There’s ‘unanimity’ among ANC MPs on no confidence vote – Malema

FILE PICTURE: EFF leader Julius Malema makes his representation to Parliament's powers and privileges committee. Picture: Nardus Engelbrecht/SAPA

FILE PICTURE: EFF leader Julius Malema makes his representation to Parliament's powers and privileges committee. Picture: Nardus Engelbrecht/SAPA

Malema argues in court papers it is a constitutional obligation for the vote of no confidence in Zuma to be held in secret.

EFF leader Julius Malema has argued in court papers before the Constitutional Court that several ANC MPs he’s spoken to have expressed their desire to have the vote no-confidence motion in President Jacob Zuma to be conducted through a secret ballot, TimesLIVE reports.

“Many ANC MPs I have spoken to have said they would like the matter to be dealt with on a secret-ballot basis to enable them to express their opinions freely,” Malema said.

The red berets and the Inkatha Freedom Party (IFP) filed papers on Tuesday at the superior court in support of the United Democratic Movement’s (UDM) application for a secret ballot in the pending motion of no confidence against Zuma.

Malema argued it was a constitutional obligation for the vote to be held in secret.

He said one of the functions of the National Assembly, as outlined in the constitution in section 86(2), “specifically obliges a secret ballot in the event of two or more candidates being nominated”.

“There is no unanimity on whether President Zuma should remain as president or not. It is a highly contested question.

“It is thus a scenario comparable with that envisaged in a contested election of the president,” Malema’s affidavit said.

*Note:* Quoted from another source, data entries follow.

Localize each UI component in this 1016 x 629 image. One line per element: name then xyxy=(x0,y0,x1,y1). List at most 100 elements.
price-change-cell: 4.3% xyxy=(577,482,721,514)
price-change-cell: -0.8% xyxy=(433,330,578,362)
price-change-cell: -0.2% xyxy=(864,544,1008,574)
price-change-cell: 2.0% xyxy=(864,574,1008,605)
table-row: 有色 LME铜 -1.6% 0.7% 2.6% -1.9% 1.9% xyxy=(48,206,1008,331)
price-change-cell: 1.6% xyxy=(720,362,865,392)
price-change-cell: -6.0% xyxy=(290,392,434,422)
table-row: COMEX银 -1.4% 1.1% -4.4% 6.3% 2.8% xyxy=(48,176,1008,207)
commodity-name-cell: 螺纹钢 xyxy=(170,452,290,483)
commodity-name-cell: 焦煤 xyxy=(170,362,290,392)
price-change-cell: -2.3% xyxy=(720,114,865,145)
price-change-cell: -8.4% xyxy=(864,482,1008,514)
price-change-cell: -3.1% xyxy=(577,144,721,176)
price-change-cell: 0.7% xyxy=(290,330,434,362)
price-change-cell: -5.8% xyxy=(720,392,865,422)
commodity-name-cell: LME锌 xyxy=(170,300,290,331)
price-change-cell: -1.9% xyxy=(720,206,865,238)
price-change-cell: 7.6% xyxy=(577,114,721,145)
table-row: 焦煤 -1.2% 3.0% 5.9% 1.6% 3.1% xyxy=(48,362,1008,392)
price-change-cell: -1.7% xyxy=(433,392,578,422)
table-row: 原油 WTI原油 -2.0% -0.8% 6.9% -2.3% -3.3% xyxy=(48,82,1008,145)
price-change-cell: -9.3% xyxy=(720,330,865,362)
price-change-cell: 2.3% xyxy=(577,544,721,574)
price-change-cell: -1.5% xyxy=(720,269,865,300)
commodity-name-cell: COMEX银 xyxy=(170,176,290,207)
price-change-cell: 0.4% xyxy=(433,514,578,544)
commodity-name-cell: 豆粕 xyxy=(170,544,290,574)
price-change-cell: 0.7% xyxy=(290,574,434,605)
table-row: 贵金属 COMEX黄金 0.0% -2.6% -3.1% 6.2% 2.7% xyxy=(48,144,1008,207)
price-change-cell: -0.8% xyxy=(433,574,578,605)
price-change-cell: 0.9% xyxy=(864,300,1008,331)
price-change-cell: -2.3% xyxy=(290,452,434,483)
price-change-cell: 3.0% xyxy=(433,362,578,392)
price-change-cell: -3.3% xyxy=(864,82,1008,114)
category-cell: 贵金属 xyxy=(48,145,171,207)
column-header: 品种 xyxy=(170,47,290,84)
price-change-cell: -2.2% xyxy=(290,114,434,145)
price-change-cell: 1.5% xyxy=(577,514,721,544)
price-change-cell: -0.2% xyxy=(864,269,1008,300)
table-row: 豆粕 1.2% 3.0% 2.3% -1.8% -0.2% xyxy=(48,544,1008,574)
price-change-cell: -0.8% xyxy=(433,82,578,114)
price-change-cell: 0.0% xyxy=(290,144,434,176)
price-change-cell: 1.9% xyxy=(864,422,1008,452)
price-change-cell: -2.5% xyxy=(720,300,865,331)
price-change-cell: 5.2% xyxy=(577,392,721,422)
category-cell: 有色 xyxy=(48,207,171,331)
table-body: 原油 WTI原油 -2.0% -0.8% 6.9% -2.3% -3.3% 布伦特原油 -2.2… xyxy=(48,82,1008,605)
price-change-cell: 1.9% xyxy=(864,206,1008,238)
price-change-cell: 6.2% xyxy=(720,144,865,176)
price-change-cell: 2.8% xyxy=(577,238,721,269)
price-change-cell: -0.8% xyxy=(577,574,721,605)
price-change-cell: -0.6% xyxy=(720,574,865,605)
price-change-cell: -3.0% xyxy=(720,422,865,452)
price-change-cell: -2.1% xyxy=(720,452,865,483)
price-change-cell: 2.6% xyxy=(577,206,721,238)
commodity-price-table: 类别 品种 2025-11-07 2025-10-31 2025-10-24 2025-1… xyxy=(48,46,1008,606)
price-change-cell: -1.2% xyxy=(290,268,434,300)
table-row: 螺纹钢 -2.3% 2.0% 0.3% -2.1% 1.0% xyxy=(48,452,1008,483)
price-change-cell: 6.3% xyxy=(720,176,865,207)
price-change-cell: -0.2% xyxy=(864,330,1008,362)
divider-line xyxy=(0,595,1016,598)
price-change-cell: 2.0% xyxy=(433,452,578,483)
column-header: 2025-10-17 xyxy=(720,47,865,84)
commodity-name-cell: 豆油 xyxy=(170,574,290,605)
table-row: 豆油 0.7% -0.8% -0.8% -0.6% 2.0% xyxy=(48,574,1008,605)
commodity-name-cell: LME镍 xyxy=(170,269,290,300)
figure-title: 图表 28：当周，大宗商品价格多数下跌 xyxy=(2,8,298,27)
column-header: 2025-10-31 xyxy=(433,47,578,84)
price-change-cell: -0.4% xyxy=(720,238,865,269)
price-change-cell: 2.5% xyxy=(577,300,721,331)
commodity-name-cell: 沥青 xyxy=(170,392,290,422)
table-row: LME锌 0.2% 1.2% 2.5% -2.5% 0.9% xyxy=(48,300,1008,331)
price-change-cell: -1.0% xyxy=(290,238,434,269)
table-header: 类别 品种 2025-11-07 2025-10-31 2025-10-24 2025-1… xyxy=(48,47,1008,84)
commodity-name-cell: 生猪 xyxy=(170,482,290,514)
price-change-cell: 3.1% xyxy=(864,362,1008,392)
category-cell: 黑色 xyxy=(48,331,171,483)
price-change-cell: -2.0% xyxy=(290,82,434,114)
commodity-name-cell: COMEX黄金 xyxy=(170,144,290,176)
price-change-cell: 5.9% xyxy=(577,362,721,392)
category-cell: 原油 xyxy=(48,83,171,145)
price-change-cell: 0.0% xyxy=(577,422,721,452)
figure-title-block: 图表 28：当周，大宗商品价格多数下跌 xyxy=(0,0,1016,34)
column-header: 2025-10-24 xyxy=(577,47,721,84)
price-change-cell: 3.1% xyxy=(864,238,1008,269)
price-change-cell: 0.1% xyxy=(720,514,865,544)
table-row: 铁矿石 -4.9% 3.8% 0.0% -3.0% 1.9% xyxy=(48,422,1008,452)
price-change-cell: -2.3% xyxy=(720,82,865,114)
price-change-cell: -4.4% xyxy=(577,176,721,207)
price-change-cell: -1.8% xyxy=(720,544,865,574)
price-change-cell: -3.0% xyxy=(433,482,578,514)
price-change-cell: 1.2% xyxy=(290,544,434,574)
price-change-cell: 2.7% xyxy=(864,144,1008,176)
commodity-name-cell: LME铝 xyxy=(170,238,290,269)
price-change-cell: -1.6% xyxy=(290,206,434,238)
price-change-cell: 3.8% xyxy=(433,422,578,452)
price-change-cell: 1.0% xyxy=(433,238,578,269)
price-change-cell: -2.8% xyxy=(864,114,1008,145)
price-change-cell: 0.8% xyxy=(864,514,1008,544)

The EFF leader cited a Facebook post by ANC MP Makhosi Khoza in which she outlined the dilemma faced by the governing party’s MPs regarding the no confidence vote.

Khoza’s post showed that the party’s MPs believed they were being compelled to toe the party line by siding with the “injudicious leadership” of the ANC instead of acting as elected public representatives serving in parliament, Malema said.

He also urged that the National Assembly has the power to remove the president from office as provided for in the constitution, but it does not make definite statements about secret balloting.

“Power of the appointment of the president includes the power of his removal,” and the same procedure was applicable, he said.

Both the EFF and the IFP have been cited as respondents in the UDM’s case.

The UDM is expected to file its response to the court today after Zuma and speaker of parliament Baleka Mbete filed their papers last week asking the ConCourt to dismiss its application.